Cette fois-ci, l'histoire narrait l’histoire d’un géant - une légère similitude physique avec les Titans - qui s'était fait dévoré par trois frères. La créature était la source de toute création.
Très vite, Eren cessa d’écouter, un peu trop fasciné par les lèvres de sa camarade, qui se mouvaient à chaque syllabe. Refusant de louper une seule miette, il observa attentivement les contours de son visage. Æsma gardait encore de bonne joues, et son petit nez légèrement relevé, lui conférait un air espiègle. À l’inverse, ses grand yeux possédaient quelque chose d’innocent. La pleine lune révélait son côté sensible, qu'elle semblait bien dissimuler derrière son caractère bien trempé.

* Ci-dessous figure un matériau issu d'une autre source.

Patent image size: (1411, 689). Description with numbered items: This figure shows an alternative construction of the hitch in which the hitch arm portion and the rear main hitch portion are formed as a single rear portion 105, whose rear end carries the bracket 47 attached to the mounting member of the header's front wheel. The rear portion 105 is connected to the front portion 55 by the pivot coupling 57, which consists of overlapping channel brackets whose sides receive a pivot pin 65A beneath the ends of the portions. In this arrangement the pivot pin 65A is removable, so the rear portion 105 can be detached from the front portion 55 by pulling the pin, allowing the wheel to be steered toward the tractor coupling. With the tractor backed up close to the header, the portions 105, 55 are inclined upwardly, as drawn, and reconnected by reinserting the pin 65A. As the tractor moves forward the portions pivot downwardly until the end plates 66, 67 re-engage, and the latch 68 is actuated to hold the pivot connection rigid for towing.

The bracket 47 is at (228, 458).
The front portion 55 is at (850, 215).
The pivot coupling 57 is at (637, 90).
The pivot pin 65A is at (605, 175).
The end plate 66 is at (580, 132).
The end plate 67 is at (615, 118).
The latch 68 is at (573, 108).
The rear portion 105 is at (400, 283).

L’envoutement s’annula à l'arrivé d’Hanji et Livaï. Que faisaient-ils ici ? Eren et Æsma n’avaient pas vu le temps passé, qu’ils en restaient hébétés. Ce qui allait suivre n’allait rien arranger.
Æsma et Eren échangèrent à plusieurs reprises des regards. Les deux chefs d'escouades venaient d'offrir à leur subalternes, une veste en cuir marron. Excitée comme une puce, le soldat Traum s’empressait de l’enfiler. Le jeune Titan lui prit le temps de contempler le magnifique emblème cousu au dos du manteau.
Ne pouvant contenir sa joie plus longtemps, Æsma enroula son bras, autour de celui d'Eren pour le féliciter, exigeant de fêter ça.
De nouveau, les yeux du brun croisèrent ceux de la blondinette. Quelque chose semblait avoir changé, lui donnant l’illusion d’être un héros. Et pas n'importe lequel.